Once, my tricycle rides were personally compulsory and I used and abused every means at my disposal to maintain their frequency. [Rather than take the car.] Retirement means I no longer have that urgent drive to be somewhere else and still be back in time for a very late lunch. No hardened psychopath at the local job center needs to bully me into riding yet further on pain of threatened poverty and saddle soreness. Somebody should have explained to him that the multinational sold all our jobs [and decades of technological development] to China. A series of promising young hit men would exchange a given number of dismissals for a new Audi. I used to grin every time I entered the factory because I felt a small part of something vitally important in combating global climate change and improving billions of real people's lives. But the billionaire owners had far more important goals. Like having another ought and several more kilos to add to their "bottom line."
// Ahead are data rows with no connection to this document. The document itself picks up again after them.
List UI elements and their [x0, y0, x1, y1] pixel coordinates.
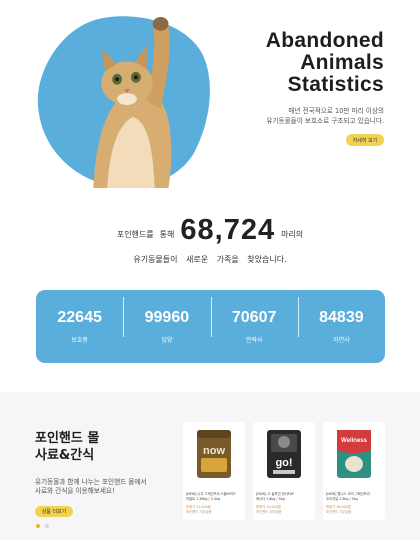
product-name: [NEW] 나우 그레인프리 스몰브리드 어덜트 1.36kg / 3.4kg: [186, 492, 242, 501]
counter-mid: 통해: [159, 230, 175, 239]
carousel-dots: [36, 524, 49, 528]
stats-bar: 22645 보호중 99960 입양 70607 안락사 84839 자연사: [36, 290, 385, 363]
product-brand-text: go!: [275, 457, 292, 469]
product-name-line: 어덜트 1.36kg / 3.4kg: [186, 496, 220, 501]
products-desc-line: 사료와 간식을 이용해보세요!: [35, 487, 115, 495]
product-bag-image: Wellness: [337, 430, 371, 478]
cat-photo-blob: [37, 16, 210, 189]
product-sub: 포인핸드 기부상품: [326, 510, 352, 514]
products-title: 포인핸드 몰 사료&간식: [35, 430, 165, 464]
stat-value: 22645: [57, 309, 102, 326]
product-sub: 포인핸드 기부상품: [186, 510, 212, 514]
carousel-dot-2[interactable]: [45, 524, 49, 528]
counter-suffix: 마리의: [281, 230, 304, 239]
counter-value: 68,724: [180, 214, 276, 246]
product-name: [NEW] 고 솔루션 센서티브 캐나다 1.6kg / 5kg: [256, 492, 312, 501]
product-card[interactable]: Wellness [NEW] 웰니스 코어 그레인프리 오리지널 1.8kg /…: [323, 422, 385, 520]
hero-more-button[interactable]: 자세히 보기: [346, 134, 384, 146]
hero-section: Abandoned Animals Statistics 매년 전국적으로 10…: [0, 0, 420, 200]
products-desc-line: 유기동물과 함께 나누는 포인핸드 몰에서: [35, 478, 147, 486]
hero-desc-line: 유기동물들이 보호소로 구조되고 있습니다.: [266, 117, 384, 125]
stat-label: 보호중: [71, 337, 88, 344]
stat-value: 84839: [319, 309, 364, 326]
product-name-line: 캐나다 1.6kg / 5kg: [256, 496, 285, 501]
product-sub: 포인핸드 기부상품: [256, 510, 282, 514]
counter-line: 포인핸드를 통해 68,724 마리의: [0, 214, 420, 246]
stat-euthanized: 70607 안락사: [210, 297, 298, 344]
products-description: 유기동물과 함께 나누는 포인핸드 몰에서 사료와 간식을 이용해보세요!: [35, 478, 170, 496]
product-name-line: 오리지널 1.8kg / 5kg: [326, 496, 358, 501]
stat-natural-death: 84839 자연사: [297, 297, 385, 344]
counter-subtitle: 유기동물들이 새로운 가족을 찾았습니다.: [133, 255, 287, 264]
hero-title: Abandoned Animals Statistics: [214, 30, 384, 96]
hero-desc-line: 매년 전국적으로 10만 마리 이상의: [288, 107, 384, 115]
hero-description: 매년 전국적으로 10만 마리 이상의 유기동물들이 보호소로 구조되고 있습니…: [224, 106, 384, 126]
product-name-line: [NEW] 나우 그레인프리 스몰브리드: [186, 492, 236, 496]
products-section: 포인핸드 몰 사료&간식 유기동물과 함께 나누는 포인핸드 몰에서 사료와 간…: [0, 392, 420, 540]
product-bag-image: go!: [267, 430, 301, 478]
hero-title-line: Abandoned: [265, 29, 384, 52]
stat-label: 자연사: [333, 337, 350, 344]
hero-title-line: Animals: [300, 51, 384, 74]
stat-value: 99960: [144, 309, 190, 326]
hero-title-line: Statistics: [287, 73, 384, 96]
product-card[interactable]: now [NEW] 나우 그레인프리 스몰브리드 어덜트 1.36kg / 3.…: [183, 422, 245, 520]
counter-prefix: 포인핸드를: [116, 230, 154, 239]
product-brand-text: now: [203, 445, 225, 457]
stat-adopted: 99960 입양: [123, 297, 210, 344]
products-title-line: 사료&간식: [35, 448, 95, 463]
product-card[interactable]: go! [NEW] 고 솔루션 센서티브 캐나다 1.6kg / 5kg 판매가…: [253, 422, 315, 520]
stat-protected: 22645 보호중: [36, 309, 123, 344]
products-title-line: 포인핸드 몰: [35, 431, 100, 446]
product-brand-text: Wellness: [341, 438, 368, 444]
stat-label: 안락사: [245, 337, 263, 344]
adoption-counter: 포인핸드를 통해 68,724 마리의 유기동물들이 새로운 가족을 찾았습니다…: [0, 208, 420, 268]
stat-value: 70607: [231, 309, 277, 326]
product-bag-image: now: [197, 430, 231, 478]
stat-label: 입양: [161, 337, 173, 344]
product-name: [NEW] 웰니스 코어 그레인프리 오리지널 1.8kg / 5kg: [326, 492, 382, 501]
page: Abandoned Animals Statistics 매년 전국적으로 10…: [0, 0, 420, 540]
carousel-dot-1[interactable]: [36, 524, 40, 528]
products-more-button[interactable]: 상품 더보기: [35, 506, 73, 517]
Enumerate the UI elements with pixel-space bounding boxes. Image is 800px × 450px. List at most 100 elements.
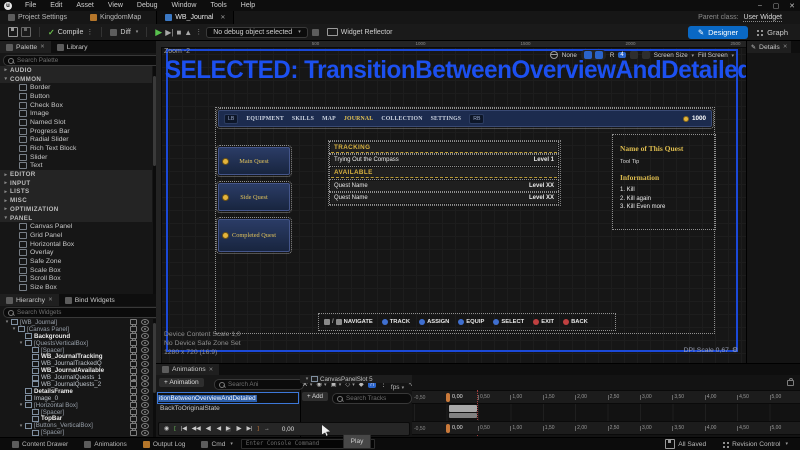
eye-icon[interactable] (141, 319, 149, 325)
stop-button[interactable]: ■ (176, 28, 181, 37)
palette-row[interactable]: Safe Zone (0, 257, 152, 266)
menu-item[interactable]: Window (165, 2, 204, 9)
transport-button[interactable]: |◀ (180, 426, 188, 432)
caret-icon[interactable]: ▾ (17, 402, 25, 408)
transport-button[interactable]: ◀ (216, 426, 222, 432)
designer-mode-button[interactable]: ✎ Designer (688, 26, 748, 39)
caret-icon[interactable]: ▾ (2, 215, 10, 221)
preview-none-dropdown[interactable]: None (562, 52, 577, 59)
safe-zone-icon[interactable] (630, 51, 638, 59)
palette-row[interactable]: Border (0, 83, 152, 92)
eye-icon[interactable] (141, 333, 149, 339)
track-lane[interactable] (412, 404, 800, 421)
tab-hierarchy[interactable]: Hierarchy ✕ (0, 294, 59, 306)
palette-row[interactable]: Overlay (0, 248, 152, 257)
quest-row[interactable]: Quest Name Level XX (331, 193, 557, 203)
menu-item[interactable]: Tools (203, 2, 233, 9)
eye-icon[interactable] (141, 423, 149, 429)
tab-bind-widgets[interactable]: Bind Widgets (59, 294, 121, 306)
palette-row[interactable]: Scroll Box (0, 275, 152, 284)
menu-item[interactable]: Asset (69, 2, 101, 9)
menu-item[interactable]: View (101, 2, 130, 9)
palette-row[interactable]: Progress Bar (0, 127, 152, 136)
palette-row[interactable]: ▸ LISTS (0, 188, 152, 197)
close-icon[interactable]: ✕ (40, 44, 45, 50)
palette-row[interactable]: ▸ OPTIMIZATION (0, 205, 152, 214)
game-menu-tab[interactable]: EQUIPMENT (246, 116, 284, 122)
cmd-dropdown[interactable]: Cmd ▾ (193, 441, 240, 448)
palette-row[interactable]: Scale Box (0, 266, 152, 275)
graph-mode-button[interactable]: Graph (748, 26, 796, 39)
tab-library[interactable]: Library (51, 41, 94, 53)
playhead-marker[interactable] (446, 424, 450, 433)
close-icon[interactable]: ✕ (209, 367, 214, 373)
palette-row[interactable]: Grid Panel (0, 231, 152, 240)
minimize-button[interactable]: – (752, 2, 768, 9)
caret-icon[interactable]: ▸ (2, 180, 10, 186)
asset-tab[interactable]: WB_Journal ✕ (156, 11, 234, 24)
palette-row[interactable]: Button (0, 92, 152, 101)
all-saved-indicator[interactable]: All Saved (657, 439, 714, 449)
eye-icon[interactable] (141, 340, 149, 346)
add-animation-button[interactable]: + Animation (159, 378, 204, 387)
fill-screen-dropdown[interactable]: Fill Screen ▾ (698, 52, 734, 59)
lock-icon[interactable] (130, 430, 137, 436)
add-track-button[interactable]: + Add (302, 392, 328, 401)
play-options-icon[interactable]: ⋮ (195, 28, 202, 36)
save-icon[interactable] (8, 27, 18, 37)
hierarchy-row[interactable]: [Spacer] (0, 429, 156, 436)
close-icon[interactable]: ✕ (48, 297, 53, 303)
animations-statusbar-button[interactable]: Animations (76, 441, 135, 448)
eye-icon[interactable] (141, 361, 149, 367)
tab-details[interactable]: ✎ Details ✕ (747, 41, 791, 53)
revision-control-dropdown[interactable]: Revision Control ▾ (714, 441, 796, 448)
eye-icon[interactable] (141, 375, 149, 381)
transport-button[interactable]: ] (256, 426, 260, 432)
menu-item[interactable]: File (18, 2, 43, 9)
game-menu-tab[interactable]: JOURNAL (344, 116, 373, 122)
palette-row[interactable]: ▸ EDITOR (0, 170, 152, 179)
play-button[interactable]: ▶ (155, 27, 162, 38)
game-menu-tab[interactable]: SETTINGS (431, 116, 462, 122)
screen-size-dropdown[interactable]: Screen Size ▾ (654, 52, 694, 59)
caret-icon[interactable]: ▸ (2, 67, 10, 73)
completed-quest-button[interactable]: Completed Quest (218, 219, 290, 252)
lock-icon[interactable] (787, 380, 794, 386)
content-drawer-button[interactable]: Content Drawer (4, 441, 76, 448)
transport-button[interactable]: ◀| (205, 426, 213, 432)
caret-icon[interactable]: ▾ (303, 376, 311, 382)
caret-icon[interactable]: ▾ (10, 326, 18, 332)
palette-row[interactable]: Named Slot (0, 118, 152, 127)
menu-item[interactable]: Help (234, 2, 262, 9)
caret-icon[interactable]: ▸ (2, 198, 10, 204)
animation-list-item[interactable]: BackToOriginalState (160, 405, 220, 412)
caret-icon[interactable]: ▾ (17, 423, 25, 429)
palette-row[interactable]: ▸ INPUT (0, 179, 152, 188)
timeline-ruler-bottom[interactable]: -0,50 0,00 0,501,001,502,002,503,003,504… (412, 421, 800, 435)
step-button[interactable]: ▶| (165, 28, 173, 37)
hierarchy-search-input[interactable]: Search Widgets (3, 307, 161, 318)
eye-icon[interactable] (141, 430, 149, 436)
eye-icon[interactable] (141, 381, 149, 387)
eye-icon[interactable] (141, 354, 149, 360)
lock-tool-icon[interactable] (595, 51, 603, 59)
transport-button[interactable]: ◉ (163, 426, 170, 432)
quest-row[interactable]: Quest Name Level XX (331, 181, 557, 191)
cursor-tool-icon[interactable] (584, 51, 592, 59)
output-log-button[interactable]: Output Log (135, 441, 194, 448)
palette-row[interactable]: Text (0, 162, 152, 171)
transport-button[interactable]: ◀◀ (191, 426, 202, 432)
tab-palette[interactable]: Palette ✕ (0, 41, 51, 53)
timeline-ruler-top[interactable]: -0,50 0,00 0,501,001,502,002,503,003,504… (412, 390, 800, 404)
transport-button[interactable]: → (263, 426, 271, 432)
designer-canvas[interactable]: 5001000150020002500 Zoom -2 SELECTED: Tr… (156, 41, 746, 363)
palette-row[interactable]: Check Box (0, 101, 152, 110)
diff-button[interactable]: Diff ▾ (106, 29, 142, 36)
palette-search-input[interactable]: Search Palette (3, 55, 161, 66)
grid-snap-toggle[interactable]: 4 (618, 52, 625, 58)
current-time-display[interactable]: 0,00 (282, 426, 294, 433)
eye-icon[interactable] (141, 347, 149, 353)
transport-button[interactable]: ▶| (245, 426, 253, 432)
game-top-bar[interactable]: LB EQUIPMENTSKILLSMAPJOURNALCOLLECTIONSE… (218, 110, 712, 127)
eject-button[interactable]: ▲ (184, 28, 192, 37)
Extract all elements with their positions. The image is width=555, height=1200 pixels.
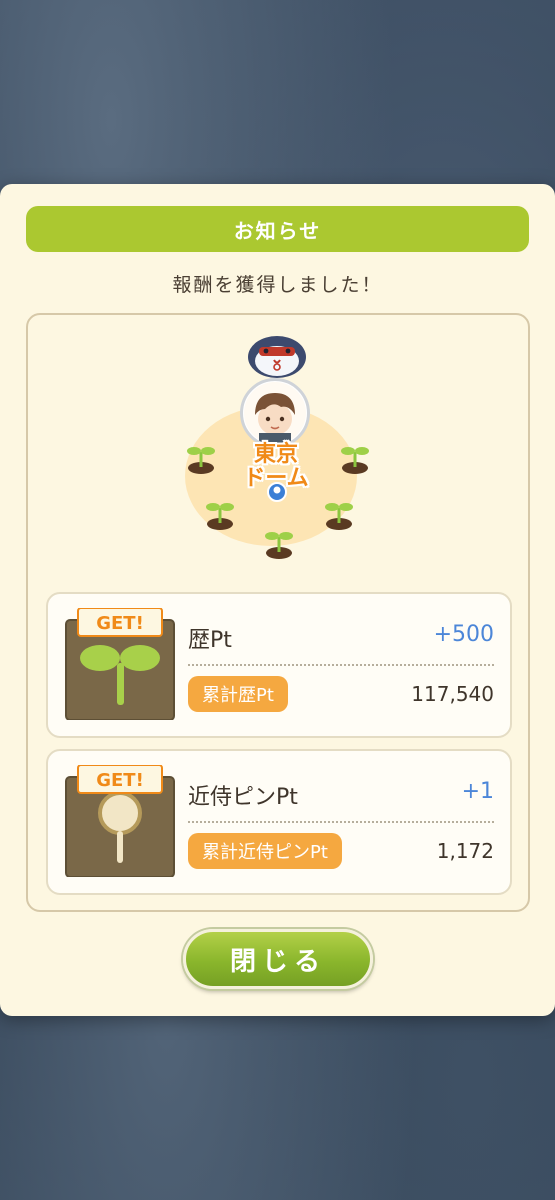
dotted-divider	[188, 821, 494, 823]
reward-card: GET! 歴Pt +500 累計歴Pt 117,540	[46, 592, 512, 738]
reward-dialog: お知らせ 報酬を獲得しました！ 東京 ドーム GET! 歴Pt +500 累計歴…	[0, 184, 555, 1016]
bird-mascot-icon	[248, 336, 306, 378]
sprout-icon: GET!	[65, 608, 175, 720]
dotted-divider	[188, 664, 494, 666]
reward-message: 報酬を獲得しました！	[172, 274, 383, 296]
character-avatar	[240, 378, 310, 448]
get-badge: GET!	[96, 613, 144, 634]
get-badge: GET!	[96, 770, 144, 791]
total-value: 1,172	[436, 839, 494, 863]
dialog-title: お知らせ	[26, 206, 529, 252]
sprout-icon	[325, 503, 353, 530]
map-illustration: 東京 ドーム	[28, 315, 528, 575]
sprout-icon	[265, 532, 293, 559]
total-label-badge: 累計近侍ピンPt	[188, 833, 342, 869]
reward-name: 歴Pt	[188, 628, 232, 653]
magnifier-pin-icon: GET!	[65, 765, 175, 877]
reward-card: GET! 近侍ピンPt +1 累計近侍ピンPt 1,172	[46, 749, 512, 895]
total-label-badge: 累計歴Pt	[188, 676, 288, 712]
reward-delta: +1	[461, 779, 494, 804]
reward-panel: 東京 ドーム GET! 歴Pt +500 累計歴Pt 117,540 GET! …	[26, 313, 530, 912]
sprout-icon	[206, 503, 234, 530]
location-pin-icon	[267, 482, 287, 502]
reward-name: 近侍ピンPt	[188, 785, 298, 810]
close-button[interactable]: 閉じる	[183, 929, 373, 989]
reward-delta: +500	[433, 622, 494, 647]
total-value: 117,540	[411, 682, 494, 706]
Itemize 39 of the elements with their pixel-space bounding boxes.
So I was sent forth as a 63 year-old, walking wounded, to seek employment in a grossly unfair world of factory closures as production jobs were/are bulk exported to Asia and even Eastern Europe. My daily rides were journeys into my own little world of economic depression and weed-infested industrial estates. Sometimes peopled by lonely, broken men. Still fiddling around the edges of their former place of business. My daily doses of Denmark held only badly faded house sale signs, rows of blind shop windows in every village high street and no hope in hell of a job offer. Certainly not for an elderly clown on a tricycle when literally hundreds would apply for any formal recruitment notice. Why choose me? When I was the one closest to retirement and who spoke only in Danglish-gibberish. Rather than the local, agricultural, factory fodder, Fynsk-Danish. [Fyn is the island I live on now. The middle blob of the three landmasses of tiny Denmark. Fynsk is Danish for things form Fyn.]    

Time for today's walk under continuing grey skies. Where I know I shall be dodging the same psychopathically selfish, homicidal, speeding commuters as yesterday. Before suddenly being allowed to immerse myself in the refreshing silence and emptiness of the farm tracks and rural lanes. Where the focus is shared equally between the nearby and the distant. Where I can stop completely at will without fear of being rear-ended. My separate, tricycling world, is crowded with mobile phone abusers behind the wheel of their "pride and joy" or 7-axle continental behemoths. Spotting a driver without a handheld device is like spotting Robins. They are extremely rare, quiet and more often seen as road kill.

Once away from the busy road, only the sound of my boots intrude in a world of nature and sticky mud. Where I have no need to maintain a constant eye out for debris and potholes over a yard wide strip, stretching out to an infinity of damaged asphalt. Where I have no need to keep a third eye open for dangerously inadequate or obviously drunken drivers. Where the unexpected sound of tyre roar means I glance down instinctively at my [absent] rear view mirror. Only to feel I have lost a fifth and vital limb to fend off the inevitable brush with potential, mortal danger.